A Polícia Civil prendeu cinco pessoas suspeitas de venda ilegal de canetas emagrecedoras em Limeira (SP) nesta segunda-feira (6), em uma operação que desarticulou um esquema de comercialização e aplicação de medicamentos controlados para emagrecimento. Além dos mandados de prisão, as equipes apreenderam medicamentos, cigarros eletrônicos, perfumes e outras substâncias, avaliados em cerca de R$ 200 mil. A ação envolveu agentes das Delegacias de Investigações Gerais (DIG), de Investigações sobre Entorpecentes (Dise) e do Grupo de Operações Especiais, que cumpriram dois mandados de busca e apreensão e cinco de prisão em comércios e residências em diferentes pontos da cidade.

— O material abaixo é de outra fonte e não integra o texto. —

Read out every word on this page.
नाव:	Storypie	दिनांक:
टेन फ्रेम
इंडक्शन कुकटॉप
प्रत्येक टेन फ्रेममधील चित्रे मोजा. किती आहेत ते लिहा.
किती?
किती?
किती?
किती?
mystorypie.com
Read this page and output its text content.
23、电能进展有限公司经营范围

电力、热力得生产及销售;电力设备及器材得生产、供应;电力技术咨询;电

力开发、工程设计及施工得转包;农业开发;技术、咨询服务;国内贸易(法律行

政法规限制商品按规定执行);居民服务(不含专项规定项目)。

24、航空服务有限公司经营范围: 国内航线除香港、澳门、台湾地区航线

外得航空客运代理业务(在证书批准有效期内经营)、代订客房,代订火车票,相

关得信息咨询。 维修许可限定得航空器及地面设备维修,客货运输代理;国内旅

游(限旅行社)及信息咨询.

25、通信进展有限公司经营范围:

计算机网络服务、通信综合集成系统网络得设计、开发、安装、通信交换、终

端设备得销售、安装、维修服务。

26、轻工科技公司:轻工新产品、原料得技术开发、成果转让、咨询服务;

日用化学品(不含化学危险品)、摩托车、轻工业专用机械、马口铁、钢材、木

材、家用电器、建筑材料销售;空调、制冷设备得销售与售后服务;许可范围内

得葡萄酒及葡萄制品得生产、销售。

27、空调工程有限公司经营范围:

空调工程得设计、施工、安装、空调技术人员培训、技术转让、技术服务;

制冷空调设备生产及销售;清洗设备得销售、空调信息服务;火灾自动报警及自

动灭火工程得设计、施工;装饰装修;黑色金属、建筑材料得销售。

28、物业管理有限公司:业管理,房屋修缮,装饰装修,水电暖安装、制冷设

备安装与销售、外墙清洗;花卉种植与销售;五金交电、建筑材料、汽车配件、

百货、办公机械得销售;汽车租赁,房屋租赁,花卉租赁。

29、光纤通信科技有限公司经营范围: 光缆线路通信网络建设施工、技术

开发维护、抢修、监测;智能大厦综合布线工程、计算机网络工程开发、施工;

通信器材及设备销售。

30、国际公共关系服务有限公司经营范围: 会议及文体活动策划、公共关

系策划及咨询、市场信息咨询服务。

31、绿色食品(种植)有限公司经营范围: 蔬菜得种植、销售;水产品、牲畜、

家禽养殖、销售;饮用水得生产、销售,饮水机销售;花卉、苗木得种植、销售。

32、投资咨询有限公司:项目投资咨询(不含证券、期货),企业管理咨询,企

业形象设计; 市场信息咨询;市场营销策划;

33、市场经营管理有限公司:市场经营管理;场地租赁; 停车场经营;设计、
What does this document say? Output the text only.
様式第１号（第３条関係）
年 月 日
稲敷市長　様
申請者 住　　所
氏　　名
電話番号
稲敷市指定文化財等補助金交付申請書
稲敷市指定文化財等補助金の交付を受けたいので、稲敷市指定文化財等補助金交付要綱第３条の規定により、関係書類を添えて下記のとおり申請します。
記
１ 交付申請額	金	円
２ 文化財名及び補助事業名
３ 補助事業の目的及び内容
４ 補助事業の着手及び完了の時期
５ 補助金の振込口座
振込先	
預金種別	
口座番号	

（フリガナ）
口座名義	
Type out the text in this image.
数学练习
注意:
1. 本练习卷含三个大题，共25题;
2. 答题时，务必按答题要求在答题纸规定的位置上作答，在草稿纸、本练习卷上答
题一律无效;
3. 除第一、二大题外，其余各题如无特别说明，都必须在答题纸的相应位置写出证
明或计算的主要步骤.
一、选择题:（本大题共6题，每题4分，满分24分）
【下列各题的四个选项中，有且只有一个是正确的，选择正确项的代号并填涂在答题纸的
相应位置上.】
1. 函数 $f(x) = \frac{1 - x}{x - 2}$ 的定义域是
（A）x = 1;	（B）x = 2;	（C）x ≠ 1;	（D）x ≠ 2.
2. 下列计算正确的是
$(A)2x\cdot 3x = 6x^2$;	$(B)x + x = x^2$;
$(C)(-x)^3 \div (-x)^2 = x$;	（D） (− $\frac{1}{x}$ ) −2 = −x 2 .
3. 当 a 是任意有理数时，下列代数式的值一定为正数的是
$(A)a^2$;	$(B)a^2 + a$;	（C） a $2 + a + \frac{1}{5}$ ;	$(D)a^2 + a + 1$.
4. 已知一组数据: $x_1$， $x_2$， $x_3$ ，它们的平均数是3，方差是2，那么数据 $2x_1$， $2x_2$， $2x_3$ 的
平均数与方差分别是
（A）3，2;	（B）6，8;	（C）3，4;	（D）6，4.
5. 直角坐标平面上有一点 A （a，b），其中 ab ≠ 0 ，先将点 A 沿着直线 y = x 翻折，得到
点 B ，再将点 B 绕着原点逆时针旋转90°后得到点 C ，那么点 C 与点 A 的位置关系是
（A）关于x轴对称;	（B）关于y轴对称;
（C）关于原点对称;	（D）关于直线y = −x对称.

Durante as buscas, os agentes encontraram 300 ampolas de medicamentos à base de tirzepatida, substância controlada usada para emagrecimento, além de outras caixas de produtos relacionados, prontos para comercialização. Também foram apreendidas ampolas de tesamorelina, quetotifeno e neuropeptídeos, substâncias utilizadas em tratamentos estéticos e de emagrecimento. A operação revelou que alguns dos endereços funcionavam como pontos de venda e também como locais onde os medicamentos eram aplicados nos clientes, indicando uma estrutura organizada de fornecimento e aplicação.
Esquema envolvia fornecimento, venda e aplicação de medicamentos
Dois homens e uma mulher foram presos em flagrante, com funções distintas no esquema, que incluía fornecimento, venda e aplicação dos medicamentos. A investigação apontou que o grupo atuava de forma coordenada, utilizando os endereços como base para atender clientes e armazenar os produtos. Além dos medicamentos, a polícia apreendeu mais de 100 seringas, entre novas e usadas, agulhas para canetas de insulina, caixas térmicas, compressas e gaze, evidenciando a estrutura logística para a aplicação das substâncias.
A operação também resultou na apreensão de 156 cigarros eletrônicos, 20 perfumes importados, cinco celulares, uma máquina de cartão e R$ 1.000 em dinheiro. O material apreendido, avaliado em R$ 200 mil, reforça a dimensão do esquema, que misturava produtos de saúde controlados com itens de luxo e eletrônicos, possivelmente para diversificar as fontes de receita.
Panorama político e de segurança pública
A operação em Limeira insere-se em um contexto mais amplo de combate a crimes relacionados à saúde pública e ao comércio ilegal de medicamentos no estado de São Paulo. Nos últimos meses, forças de segurança têm intensificado ações contra facções criminosas e esquemas de tráfico de drogas e armas, como a Operação do Gaeco contra o Comando Vermelho, que desarticulou um esquema de refino de cocaína e logística de armas no interior paulista. Além disso, a Polícia Civil tem atuado em operações contra grupos que simulavam roubos de cargas e traficavam drogas em outras regiões, como no Agreste da Paraíba.
No âmbito jurídico, o Ministério Público de São Paulo (MP-SP) revelou recentemente que 38 advogados estão presos em celas especiais no estado, sem pedido da Ordem dos Advogados do Brasil (OAB) por Sala de Estado-Maior, em meio ao julgamento do caso Deolane. Na Bahia, a Operação Sintonia de Gravata prendeu oito advogados e cumpriu 27 mandados de busca contra facções no sistema prisional. Essas ações mostram um esforço coordenado das forças de segurança para desmantelar redes criminosas que operam em diferentes frentes, desde o tráfico de drogas até a venda ilegal de medicamentos.
Os presos foram levados para a Delegacia Seccional de Limeira, onde permanecem à disposição da Justiça. A investigação continua para identificar outros possíveis envolvidos e determinar a origem dos medicamentos e produtos apreendidos. A operação reforça a importância da fiscalização e do combate a práticas que colocam em risco a saúde da população, especialmente em um mercado paralelo que cresce com a demanda por tratamentos estéticos e de emagrecimento.